Google Book Search and my wasted youth

In college I worked as a library researcher for the Oxford English Dictionary. I had two main roles. First, I would verify quotations. They would send me a slip of paper with a citation from a book, journal, etc. I would locate that item in the library and verify the citation's accuracy.

More interesting, and more time consuming, was antedating work. As a historical dictionary of English, the OED strives to give the earliest quotation it can for each word. When the editors were working on a new entry, they would send me their earliest citations and ask me to find earlier ones.

Antedating led to some interesting adventures. I emailed Richard Stallman to ask about the origin of the term POSIX; he refused to offer any help until the OED was released into the public domain. Researching "ribbit," I combed the script archives at UCLA to find an annotation in an old Smothers Brothers script.

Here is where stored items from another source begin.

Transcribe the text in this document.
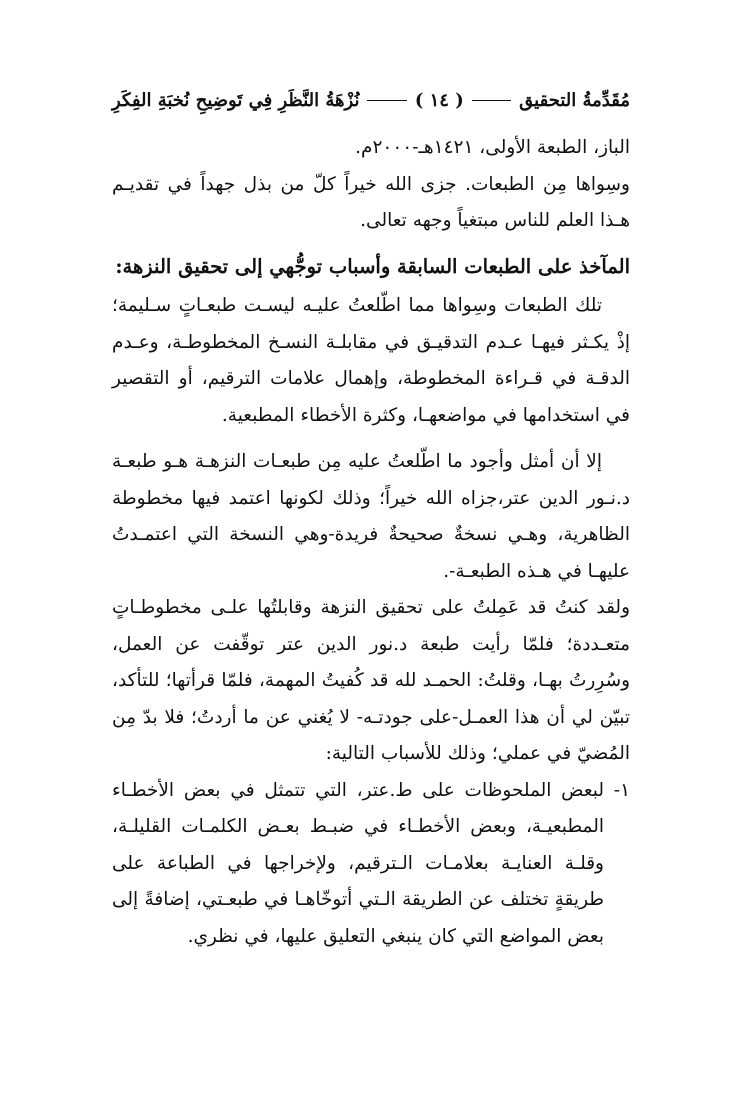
مُقَدِّمةُ التحقيق
( ١٤ )
نُزْهَةُ النَّظَرِ فِي تَوضِيحِ نُخبَةِ الفِكَرِ

الباز، الطبعة الأولى، ١٤٢١هـ-٢٠٠٠م.

وسِواها مِن الطبعات. جزى الله خيراً كلّ من بذل جهداً في تقديـم هـذا العلم للناس مبتغياً وجهه تعالى.

المآخذ على الطبعات السابقة وأسباب توجُّهي إلى تحقيق النزهة:

تلك الطبعات وسِواها مما اطّلعتُ عليـه ليسـت طبعـاتٍ سـليمة؛ إذْ يكـثر فيهـا عـدم التدقيـق في مقابلـة النسـخ المخطوطـة، وعـدم الدقـة في قـراءة المخطوطة، وإهمال علامات الترقيم، أو التقصير في استخدامها في مواضعهـا، وكثرة الأخطاء المطبعية.

إلا أن أمثل وأجود ما اطّلعتُ عليه مِن طبعـات النزهـة هـو طبعـة د.نـور الدين عتر،جزاه الله خيراً؛ وذلك لكونها اعتمد فيها مخطوطة الظاهرية، وهـي نسخةٌ صحيحةٌ فريدة-وهي النسخة التي اعتمـدتُ عليهـا في هـذه الطبعـة-.

ولقد كنتُ قد عَمِلتُ على تحقيق النزهة وقابلتُها علـى مخطوطـاتٍ متعـددة؛ فلمّا رأيت طبعة د.نور الدين عتر توقّفت عن العمل، وسُرِرتُ بهـا، وقلتُ: الحمـد لله قد كُفيتُ المهمة، فلمّا قرأتها؛ للتأكد، تبيّن لي أن هذا العمـل-على جودتـه- لا يُغني عن ما أردتُ؛ فلا بدّ مِن المُضيّ في عملي؛ وذلك للأسباب التالية:

١-
لبعض الملحوظات على ط.عتر، التي تتمثل في بعض الأخطـاء المطبعيـة، وبعض الأخطـاء في ضبـط بعـض الكلمـات القليلـة، وقلـة العنايـة بعلامـات الـترقيم، ولإخراجها في الطباعة على طريقةٍ تختلف عن الطريقة الـتي أتوخّاهـا في طبعـتي، إضافةً إلى بعض المواضع التي كان ينبغي التعليق عليها، في نظري.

Most of my work, though, turns out to have been largely wasted. 15 years later, early uses I spent hours to find can be beaten within minutes using Google's Book Search. A sad (for me) example is "bow hunting". I looked through dozens of books about hunting with a bow to find an early use of that term, not to mention dozens of volumes of old magazines. The oldest citation the OED has is from 1947; that's the earliest one I could find after hours of work in 1993. Using Google Book Search today, it took me less than a minute to locate a citation from 1923. (Interestingly, Popular Mechanics won't allow the full citation to be displayed.) A little more digging could probably locate even earlier examples. As Google Book Search expands its corpus, the date could go even further back.

With all the controversy surrounding Google Book Search, it's easy to overlook its incredible importance for all kinds of scholarship. I was hired by the OED partly because I was in Berkeley and had access to its vast library holdings. Now anyone, anywhere in the world can do a vastly more thorough search. It's only a matter of time before each quotation in the OED is linked directly to the source material; someone could easily write a Firefox add-on to do just that, right now.

I'm not bitter, though. I think of myself as monk-like, creating a beautiful sand mandala, only to have it swept away upon completion. This is how it ought to be.